Originally published August 17, 2009

I recently launched a global data warehouse using appliances in a hub- and- spoke design. Some may argue whether it is being fully utilized or whether it is being incorporated into day-to-day processing, but that will be a topic for a future article. This article will cover the areas in which people can make their own determination if appliances are truly ready to handle the day-to-day operations of an enterprise. Let me break this down into three areas – volume, integration of the data and extraction of the data for reporting.

Volume – Companies have, over the last 5-10 years, mastered processing large volumes of data. The factors we will look at are resources' usage of the systems, table sizes and record sizes, which in turn relates to page sizes. The longer the record length, the longer it takes to copy the data. Mastering volume primarily comes down to hardware capability; however, we also need to look at the network and operating system as contributing layers. When appliance design has incorporated all the layers of technology, it seems to have an advantage in two areas – cost and flexibility. We need to be careful. Just because you can copy faster doesn’t mean you can integrate faster (let’s save that for the next section). The combination of the technology stack within the appliance enables it to quickly adjust to business needs. Inserting data into a database seems to be enabled for both enterprise and appliance. People may argue sequential vs. multithread insert, but appliances have greater flexibility in this area –  advantage appliances.

Integration of the data – Most people get volume and integration flipped, but we won’t. Data integration has to provide a comprehensive, unified, open capability for global development.

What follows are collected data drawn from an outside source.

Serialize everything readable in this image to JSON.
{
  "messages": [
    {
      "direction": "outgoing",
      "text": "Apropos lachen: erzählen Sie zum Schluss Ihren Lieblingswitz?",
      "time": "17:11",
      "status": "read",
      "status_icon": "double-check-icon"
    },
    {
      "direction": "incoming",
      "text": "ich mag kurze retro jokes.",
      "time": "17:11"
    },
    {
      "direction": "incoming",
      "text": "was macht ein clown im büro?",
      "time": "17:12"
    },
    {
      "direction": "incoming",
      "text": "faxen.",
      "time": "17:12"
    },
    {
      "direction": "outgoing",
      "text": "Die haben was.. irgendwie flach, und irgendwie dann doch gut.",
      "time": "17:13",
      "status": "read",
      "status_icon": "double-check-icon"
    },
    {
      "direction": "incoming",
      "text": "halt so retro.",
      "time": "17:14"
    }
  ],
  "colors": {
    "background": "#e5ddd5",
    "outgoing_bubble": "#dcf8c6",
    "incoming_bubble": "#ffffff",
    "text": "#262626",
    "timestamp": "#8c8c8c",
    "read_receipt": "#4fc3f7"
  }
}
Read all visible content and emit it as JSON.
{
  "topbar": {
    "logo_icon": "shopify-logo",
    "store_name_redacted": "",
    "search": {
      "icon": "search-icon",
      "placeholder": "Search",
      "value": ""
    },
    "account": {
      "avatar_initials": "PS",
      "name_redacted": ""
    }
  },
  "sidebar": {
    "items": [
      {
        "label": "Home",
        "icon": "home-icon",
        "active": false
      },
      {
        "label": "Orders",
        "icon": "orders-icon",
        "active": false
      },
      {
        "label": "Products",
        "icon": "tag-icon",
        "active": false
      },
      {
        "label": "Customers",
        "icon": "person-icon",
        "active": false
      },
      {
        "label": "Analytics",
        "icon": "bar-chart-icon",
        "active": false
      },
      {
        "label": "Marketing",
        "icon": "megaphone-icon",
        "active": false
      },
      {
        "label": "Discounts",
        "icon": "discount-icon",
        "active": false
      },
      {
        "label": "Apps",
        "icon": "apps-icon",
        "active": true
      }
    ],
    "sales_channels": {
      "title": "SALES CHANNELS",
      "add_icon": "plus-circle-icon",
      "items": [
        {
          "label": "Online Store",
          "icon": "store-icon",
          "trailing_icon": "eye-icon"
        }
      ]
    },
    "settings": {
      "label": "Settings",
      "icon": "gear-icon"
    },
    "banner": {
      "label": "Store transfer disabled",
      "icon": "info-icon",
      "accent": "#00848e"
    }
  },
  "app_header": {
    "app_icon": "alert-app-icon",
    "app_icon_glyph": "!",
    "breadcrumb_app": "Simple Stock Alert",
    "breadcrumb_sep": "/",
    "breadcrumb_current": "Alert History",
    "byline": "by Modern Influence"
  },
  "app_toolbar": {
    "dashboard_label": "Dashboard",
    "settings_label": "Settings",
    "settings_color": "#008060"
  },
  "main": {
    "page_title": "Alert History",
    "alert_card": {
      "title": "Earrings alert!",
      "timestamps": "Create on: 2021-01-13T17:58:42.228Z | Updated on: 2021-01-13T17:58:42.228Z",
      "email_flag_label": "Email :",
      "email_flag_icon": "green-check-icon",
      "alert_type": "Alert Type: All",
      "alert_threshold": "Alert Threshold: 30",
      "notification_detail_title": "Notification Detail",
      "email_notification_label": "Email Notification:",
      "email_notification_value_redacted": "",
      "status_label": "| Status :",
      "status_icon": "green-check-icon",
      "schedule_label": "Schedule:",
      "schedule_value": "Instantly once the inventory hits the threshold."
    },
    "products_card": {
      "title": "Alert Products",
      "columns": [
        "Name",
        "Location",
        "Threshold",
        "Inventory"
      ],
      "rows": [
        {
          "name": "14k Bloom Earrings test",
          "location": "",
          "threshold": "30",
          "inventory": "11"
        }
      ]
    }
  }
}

Data integration includes these layers:

  • Source layer

  • Integration layer

  • Base layer

  • Package layer

  • Presentation layer

  • Reporting or consumption layer

  • Metadata layer
An enterprise acquisition strategy needs to be able to support one or more of these layers in various combinations.

On the front end of the data acquisition life cycle, the appliance seems to get out of the gate fast. One can connect right out of the box and provide some level of simple integration capability. However, the further you venture down the path of the data life cycle, where you need to integrate more complex data, the limitations of appliances become apparent. Appliances integrate data very quickly as long as the data integration business rules are simple. As soon as you start to add subject area after subject area, the process slows down. The bottleneck tends to happen around the integration layer component where data integration, separation and transformation are handled. Data that passes quality rules and definitions moves forward to the next step of integration. The transformed data is flagged as to the classification and severity of the anomaly. On rare occasions, data that did not pass quality checks will be rejected. The anomalous data will be available for reporting purposes to data quality assurance teams and to source systems. The rules for eligibility for reporting the anomaly will be enforced when the data is pulled from the base to build the package objects. The movement of so many parts tends to cause the appliances to get overheated very quickly – disadvantage appliance.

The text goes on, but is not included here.